Mavi: Sektörleri tekelleştiren devler
Her sektörde yalnızca birkaç dev şirketin kaldığı bir gelecek öngörülüyor. Türkiye’de bu mavi sınıfa girebilecek yerli şirket sayısı henüz çok sınırlı. Büyük olasılıkla bu alanda, çokuluslu şirketlerin Türkiye operasyonları ile birkaç büyük holdingin teknoloji ve veri odaklı bölümleri yer alacak. Türk şirketleri bu sınıfa hizmet sunan şirketler olabilir bu durumda. Buralarda çalışan insan kaynakları profesyonelleri, daha çok “organizasyonel mimarlık”, “veri temelli yetenek yönetimi” gibi yeni nesil alanlara kayacak. Bu şirketlerde çalışan az sayıda insan yüksek maaşlı, nitelikli uzmanlar olacak. Ancak bu sınıf çok dar olduğu için Türkiye'nin büyük çoğunluğu başka renklere dağılacak.
Sarı: Esnek ama güvencesiz çalışanlar
Freelance yazılımcılar, dijital içerik üreticileri, proje bazlı danışmanlar... Bu sınıf Türkiye’de hızla büyüyor ama çoğu zaman kayıt dışı kalıyor. İK dünyasında “esnek çalışma” artık sadece beyaz yaka için değil, hizmet ve bilgi sektörünün çoğu için bir norm hâline geliyor.
Uluslararası şirketler bu grubu tamamen sistem dışı bırakmak yerine, bir tür yarı bordrolu düzen kurmaya çalışıyor: dış kaynak ama sürekli iş, freelancer ama düzenli ödeme, SGK’sız ama sosyal haklı. Ama bu modelin Türkiye'de ne kadar işleyeceği belirsiz. Zira Türkiye’de freelance çalışanlar SGK'nın radarına girdiğinde, çalıştıkları şirketler için sigorta teşviki iptali, hizmet tespiti davaları gibi ciddi riskler doğabiliyor. Bu nedenle birçok şirket için sarı sınıf, hem vazgeçilmez hem de tedirgin edici bir alan. İnsan kaynakları açısından ise gri alanların en çok büyüdüğü grup bu olabilir.

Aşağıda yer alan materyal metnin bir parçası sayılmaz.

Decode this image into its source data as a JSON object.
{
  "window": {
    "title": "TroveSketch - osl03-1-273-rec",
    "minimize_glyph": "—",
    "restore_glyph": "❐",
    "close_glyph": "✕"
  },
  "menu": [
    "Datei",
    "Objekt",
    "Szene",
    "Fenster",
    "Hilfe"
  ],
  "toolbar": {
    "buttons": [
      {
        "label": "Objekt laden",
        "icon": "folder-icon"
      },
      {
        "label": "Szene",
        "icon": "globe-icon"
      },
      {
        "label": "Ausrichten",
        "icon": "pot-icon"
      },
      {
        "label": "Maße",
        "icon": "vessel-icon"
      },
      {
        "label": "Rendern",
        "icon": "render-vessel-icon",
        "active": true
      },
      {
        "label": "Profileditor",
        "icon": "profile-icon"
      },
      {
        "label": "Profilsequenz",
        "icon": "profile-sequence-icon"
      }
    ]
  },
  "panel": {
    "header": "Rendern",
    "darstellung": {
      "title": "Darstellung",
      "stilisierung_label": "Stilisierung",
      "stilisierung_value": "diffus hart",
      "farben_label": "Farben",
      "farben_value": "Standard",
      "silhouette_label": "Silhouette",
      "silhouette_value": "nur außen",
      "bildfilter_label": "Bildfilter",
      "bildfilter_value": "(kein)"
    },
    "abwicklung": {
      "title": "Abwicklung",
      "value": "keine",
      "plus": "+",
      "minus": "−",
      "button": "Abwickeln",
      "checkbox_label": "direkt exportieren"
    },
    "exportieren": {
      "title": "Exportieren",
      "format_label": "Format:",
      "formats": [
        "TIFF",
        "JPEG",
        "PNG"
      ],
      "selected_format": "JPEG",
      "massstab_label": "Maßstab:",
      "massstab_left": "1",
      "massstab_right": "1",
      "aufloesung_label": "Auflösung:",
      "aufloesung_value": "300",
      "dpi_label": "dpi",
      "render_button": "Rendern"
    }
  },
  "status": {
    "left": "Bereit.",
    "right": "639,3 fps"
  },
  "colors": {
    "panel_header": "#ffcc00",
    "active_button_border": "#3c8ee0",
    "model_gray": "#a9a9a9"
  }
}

Kırmızı: Gerçek girişimciler ve zorunlu girişimciler
Start-up kuranlar, fikir peşinde koşanlar ve yatırım almaya çalışan gençler bu sınıfta. Ama Türkiye’de girişimcilik çoğu zaman bir tercihten çok bir zorunluluk. Kurumsal alanda yer bulamayanlar kendi işini kurmaya çalışıyor.

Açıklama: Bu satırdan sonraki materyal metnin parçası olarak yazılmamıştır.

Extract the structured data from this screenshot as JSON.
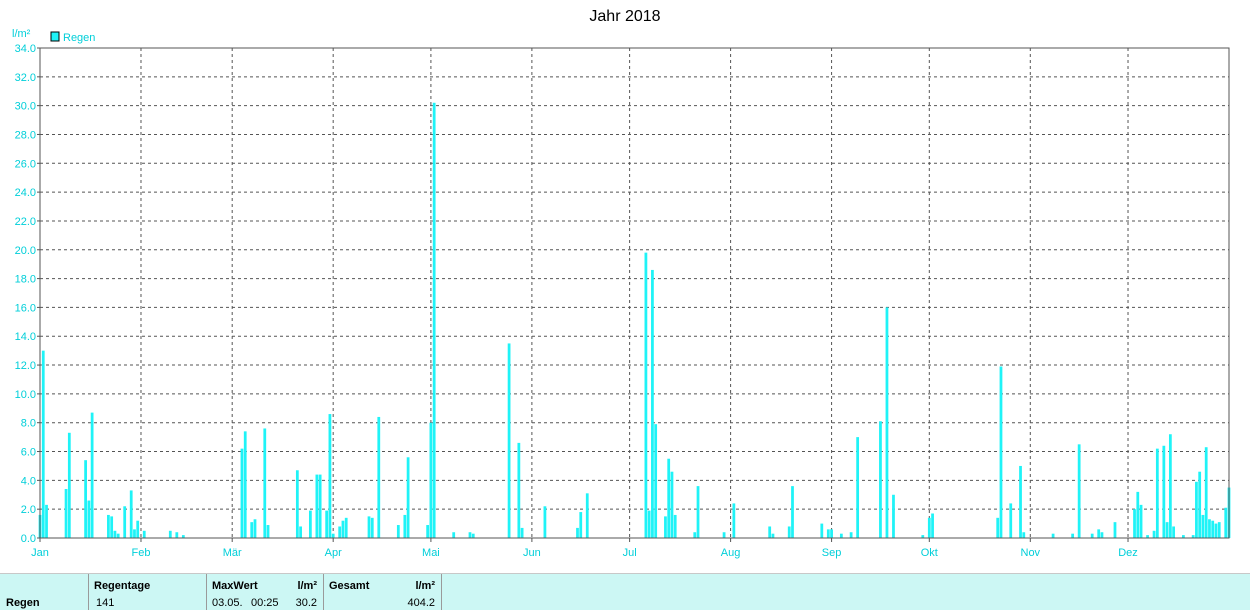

Bu sınıfa yönelik TÜBİTAK destekleri gerçekten kıymetli ve tarafsız biçimde yürütülüyor. Ancak destek mekanizması, birçok girişimi sadece “ölmeyecek kadar” hayatta tutuyor. Destek verilen proje sayısı çok, ama bu projelerin ekonomiye katkısı sınırlı kalıyor. Belki de çözüm, performans bazlı, az sayıda girişime daha yüksek destek vermek olabilir.
Ayrıca imkânı olan pek çok genç, girişimlerini yurt dışından yürütmeyi tercih ediyor. Çünkü bu grup Türkiye'de kalırsa ülkenin kaderini paylaşmaktan korkuyor. Ayrıca girişimcilik desteklese de bu sınıf regülasyonlar, yatırım eksikliği ve baskıcı vergi politikaları karşısında, zayıf vergi ve finans bilgisi ile erken safhada boğulabilir. Türk gençlerinin yurt dışında girişim yapması hem olumlu (küresel rekabete açılma) hem de olumsuz (ülke içi beyin ve sermaye kaybı) etkiler yaratıyor. İnsan kaynakları bu sınıfla çoğu zaman danışman, mentor veya network sağlayıcı olarak etkileşimde bulunuyor. Ancak bu sınıfın sürdürülebilirliği için sadece sermaye değil, yapılandırılmış yetenek desteğine de ihtiyaç var.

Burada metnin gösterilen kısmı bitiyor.